Fashion / Fashion News

Chanel metamorphosises for Autumn Winter 2026

Chanel Fall Winter 2026

For autumn winter 2026 at Chanel, creative director Matthieu Blazy turned to one of the house’s oldest ideas: transformation. The collection was framed by a quote from founder Gabrielle Chanel comparing fashion to the life cycle of a butterfly. Her words, “Be a caterpillar by day and a butterfly by night,” opened the collection notes — a simple but evocative reminder that clothing can be both practical and expressive, grounded in reality yet capable of fantasy. Blazy took this contrast as his starting point.

“Chanel is a paradox. Chanel is function, Chanel is fiction. Chanel is sensible, Chanel is seductive. Chanel is day, Chanel is night. It represents the freedom to choose between the caterpillar and the butterfly whenever you want. I wish to create a canvas for women to be unapologetically who they are and who they want to be,” he wrote.
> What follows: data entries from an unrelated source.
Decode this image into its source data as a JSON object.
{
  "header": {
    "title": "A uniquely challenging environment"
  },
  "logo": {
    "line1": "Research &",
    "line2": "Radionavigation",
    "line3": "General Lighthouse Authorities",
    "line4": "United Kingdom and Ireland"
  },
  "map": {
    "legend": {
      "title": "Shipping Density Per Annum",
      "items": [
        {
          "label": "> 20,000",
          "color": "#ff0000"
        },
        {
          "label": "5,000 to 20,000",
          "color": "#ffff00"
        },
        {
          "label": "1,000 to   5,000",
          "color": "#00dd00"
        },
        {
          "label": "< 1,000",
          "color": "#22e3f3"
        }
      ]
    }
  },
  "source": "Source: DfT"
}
The collection unfolded as a response to that idea — a wardrobe designed to move easily between practicality and fantasy; day to night.

The show began with the familiar codes of Chanel: tailoring and tweed. But the enduring Chanel skirt suit felt newly flexible here, imagined by Blazy in both relaxed and traditional forms — some with zippers replacing the house’s classic buttons, others more sharply. Fabric played a key role in shaping this contrast. Some suits were rendered in ribbed knits that bordered on loungewear, while others were constructed from intricate fabrics threaded with subtle strands of lurex that caught the light as the models moved.

Blazy also expanded the vocabulary of Chanel tailoring by continuing his ongoing fascination with the work shirt — a motif first introduced in his debut Spring Summer 2026 collection. This time, the shirts appeared layered beneath jackets and often worn untucked, lending the looks an easy, almost nonchalant attitude. They also helped carry the collection through time. As silhouettes shifted, so too did the decades they referenced — moving from the loose, insouciant spirit of the 1920s to the polished structure of the 1950s and the cleaner, more graphic lines of the 1960s.

As the collection progressed, another shift occurred — this time from day into evening. A sense of iridescence began to appear, with cascading drop-waist dresses and skirt suits cut in fluid silhouettes that seemed designed for motion. Colours became more vibrant, too from vibrant primary colours to softer, silkier pinks, oranges, blues and yellows. Embellishment caught and reflected the light as models moved, reinforcing the collection’s central theme of transformation — the moment when the caterpillar gives way to the butterfly.

Accessories continued that conversation between the practical and the fantastical. Jewellery in enamel, resin and tinted mother-of-pearl introduced flashes of colour and shine, while pastel cap-toed boots hugged the leg like a second skin. Bags ranged from everyday classics, including a beige suede flap bag referencing the matelassé upholstery of Gabrielle Chanel’s apartment, to more playful pieces such as an iridescent pomegranate-shaped minaudière that leaned fully into the show’s sense of fantasy.